Ride the Ducks boat recovered from bottom of Table Rock Lake
The Missouri attorney general has opened a criminal investigation into the circumstances of a duck boat that sank July 19 on Table Rock Lake near Branson, killing 17 people.
In response to a question from The Star, Missouri Attorney General Josh Hawley’s office confirmed on Monday that it is investigating the possibility of a crime.
“The Office has an open criminal investigation, under the Missouri Merchandising Practices Act, into the duck boat incident at Table Rock Lake,” Mary Compton, spokeswoman for Hawley’s office, said in an email to The Star. “We are working with investigators to determine the facts and whether any criminal charges are appropriate.”
Compton’s statement does not name any individuals or companies.
Ripley Entertainment, which bought the Ride the Ducks operation in Branson in 2017, had little to say about the development.
“As we have consistently stated, our focus is on the families affected by this tragic accident,” Suzanne Smegala-Potts, Ripley spokeswoman, said in an email to The Star. “As the recent National Transportation Safety Board report indicates, we are a party to the investigation and are restrained from commenting on any aspect of it.”
The Missouri Merchandising Practices Act is a consumer protection law that generally forbids fraud or deception in the sale of goods and services.
“Basically it’s any misrepresentation or fraud in connection with the sale of merchandise, which is defined to include services and things like that,” said William Beil, shareholder with Kansas City law firm German May who has handled cases involving the law.
The law is more commonly used in civil matters, but prosecuting attorneys and the Missouri attorney general are allowed to bring criminal charges under the act. Criminal violations of the statute are a class D felony, which can result in a prison term of not more than four years.
“You don’t see it very often in a criminal sense.
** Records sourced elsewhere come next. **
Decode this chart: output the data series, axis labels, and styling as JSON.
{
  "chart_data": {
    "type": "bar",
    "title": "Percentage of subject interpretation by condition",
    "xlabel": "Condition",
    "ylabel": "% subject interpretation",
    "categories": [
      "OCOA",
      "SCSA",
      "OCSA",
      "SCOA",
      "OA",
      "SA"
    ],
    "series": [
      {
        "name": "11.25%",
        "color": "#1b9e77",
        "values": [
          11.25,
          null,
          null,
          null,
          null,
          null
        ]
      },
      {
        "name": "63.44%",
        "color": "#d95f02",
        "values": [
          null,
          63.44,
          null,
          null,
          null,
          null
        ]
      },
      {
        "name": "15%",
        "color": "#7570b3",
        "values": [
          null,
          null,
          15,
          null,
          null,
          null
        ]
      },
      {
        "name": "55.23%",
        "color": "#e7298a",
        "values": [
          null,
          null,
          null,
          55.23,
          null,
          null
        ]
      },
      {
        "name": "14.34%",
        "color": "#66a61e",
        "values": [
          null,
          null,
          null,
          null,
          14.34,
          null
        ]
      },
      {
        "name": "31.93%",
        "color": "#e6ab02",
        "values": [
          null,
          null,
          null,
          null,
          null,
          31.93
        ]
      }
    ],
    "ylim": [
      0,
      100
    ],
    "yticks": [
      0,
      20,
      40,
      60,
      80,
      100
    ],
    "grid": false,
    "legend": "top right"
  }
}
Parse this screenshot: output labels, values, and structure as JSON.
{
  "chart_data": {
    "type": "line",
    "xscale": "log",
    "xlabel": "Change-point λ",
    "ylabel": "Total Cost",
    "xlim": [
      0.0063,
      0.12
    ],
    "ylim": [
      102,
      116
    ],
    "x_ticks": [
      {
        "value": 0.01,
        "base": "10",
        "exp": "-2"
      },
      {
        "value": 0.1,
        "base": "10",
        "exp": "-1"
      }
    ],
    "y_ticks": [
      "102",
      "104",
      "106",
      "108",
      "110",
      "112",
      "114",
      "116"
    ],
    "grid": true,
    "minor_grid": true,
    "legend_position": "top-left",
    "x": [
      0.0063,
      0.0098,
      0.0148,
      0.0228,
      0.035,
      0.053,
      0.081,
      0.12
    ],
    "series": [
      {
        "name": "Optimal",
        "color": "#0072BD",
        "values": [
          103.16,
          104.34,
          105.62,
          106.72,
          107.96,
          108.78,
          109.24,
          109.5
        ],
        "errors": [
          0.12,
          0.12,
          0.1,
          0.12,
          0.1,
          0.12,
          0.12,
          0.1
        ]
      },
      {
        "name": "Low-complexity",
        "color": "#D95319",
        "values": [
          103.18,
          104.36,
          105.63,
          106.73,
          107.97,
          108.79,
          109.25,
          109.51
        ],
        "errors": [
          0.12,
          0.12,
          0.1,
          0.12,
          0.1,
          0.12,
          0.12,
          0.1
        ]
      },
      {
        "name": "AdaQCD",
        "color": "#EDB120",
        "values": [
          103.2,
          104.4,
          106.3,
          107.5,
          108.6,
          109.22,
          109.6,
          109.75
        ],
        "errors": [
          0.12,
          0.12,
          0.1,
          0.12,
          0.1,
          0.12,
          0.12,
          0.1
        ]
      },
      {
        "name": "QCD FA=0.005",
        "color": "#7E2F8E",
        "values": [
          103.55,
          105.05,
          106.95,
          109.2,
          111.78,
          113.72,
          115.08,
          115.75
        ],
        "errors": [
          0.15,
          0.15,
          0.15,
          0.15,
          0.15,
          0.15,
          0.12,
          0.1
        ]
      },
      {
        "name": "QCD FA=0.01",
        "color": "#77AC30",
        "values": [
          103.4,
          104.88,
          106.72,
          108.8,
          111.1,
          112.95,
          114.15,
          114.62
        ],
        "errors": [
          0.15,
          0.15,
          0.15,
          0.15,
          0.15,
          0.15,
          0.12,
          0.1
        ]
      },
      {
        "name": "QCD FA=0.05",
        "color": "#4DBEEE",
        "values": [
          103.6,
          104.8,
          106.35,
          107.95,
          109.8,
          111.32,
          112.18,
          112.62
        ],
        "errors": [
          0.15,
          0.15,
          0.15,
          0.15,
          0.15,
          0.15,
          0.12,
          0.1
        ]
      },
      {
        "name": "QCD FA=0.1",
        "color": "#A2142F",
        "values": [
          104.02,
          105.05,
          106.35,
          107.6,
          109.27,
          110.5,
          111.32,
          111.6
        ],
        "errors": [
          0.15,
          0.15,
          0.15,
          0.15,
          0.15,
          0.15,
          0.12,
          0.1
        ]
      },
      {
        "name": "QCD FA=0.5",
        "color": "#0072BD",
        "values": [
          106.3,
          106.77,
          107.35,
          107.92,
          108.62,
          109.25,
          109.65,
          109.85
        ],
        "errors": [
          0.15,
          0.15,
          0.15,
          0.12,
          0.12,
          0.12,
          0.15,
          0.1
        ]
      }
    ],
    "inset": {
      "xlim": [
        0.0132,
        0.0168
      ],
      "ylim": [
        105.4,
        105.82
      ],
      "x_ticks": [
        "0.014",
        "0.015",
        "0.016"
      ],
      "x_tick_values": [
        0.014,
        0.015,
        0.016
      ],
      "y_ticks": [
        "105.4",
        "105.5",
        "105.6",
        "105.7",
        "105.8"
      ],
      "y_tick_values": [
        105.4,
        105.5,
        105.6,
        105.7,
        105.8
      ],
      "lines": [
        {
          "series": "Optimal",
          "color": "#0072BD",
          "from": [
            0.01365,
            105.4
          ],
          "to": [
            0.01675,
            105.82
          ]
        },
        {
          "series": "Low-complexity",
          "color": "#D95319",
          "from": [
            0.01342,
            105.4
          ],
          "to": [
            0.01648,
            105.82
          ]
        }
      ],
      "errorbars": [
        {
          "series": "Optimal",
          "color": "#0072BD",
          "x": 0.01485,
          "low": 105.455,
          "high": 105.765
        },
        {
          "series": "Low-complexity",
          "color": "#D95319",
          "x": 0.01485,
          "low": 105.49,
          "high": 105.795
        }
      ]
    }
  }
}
You see it a lot in civil action, … but there is a criminal provision there,” Beil said.
It’s not immediately clear what violation the Missouri attorney general is investigating.
“It could be as broad generally as statements regarding the safety of duck boats on the lake to the specific facts of this case, that it would be safe to go out when there’s a thunderstorm warning that has been issued or something like that,” Beil said. “Who knows what they’re going to look into, but it’s pretty wide ranging.”
News of the criminal investigation comes within 24 hours of two civil lawsuits being filed against Ripley Entertainment, Herschend Family Entertainment and Ride the Ducks, accusing the companies of negligence and wrongful death in the July 19 disaster.
The civil lawsuits allege that the companies involved in the Ride the Ducks enterprise knew about the safety risks that duck boats pose, based on previous reports by the National Transportation Safety Board that warned about safety deficiencies with the World War II-era vehicles.
Lawyers said on Monday that 42 people have been killed in North America in duck boat incidents since 1999, when a duck boat in Arkansas sank and killed 13 passengers.
The lawsuits also claim that Ride the Ducks was negligent when it started the Table Rock Lake tour on the evening of July 19 when a severe thunderstorm was approaching the area.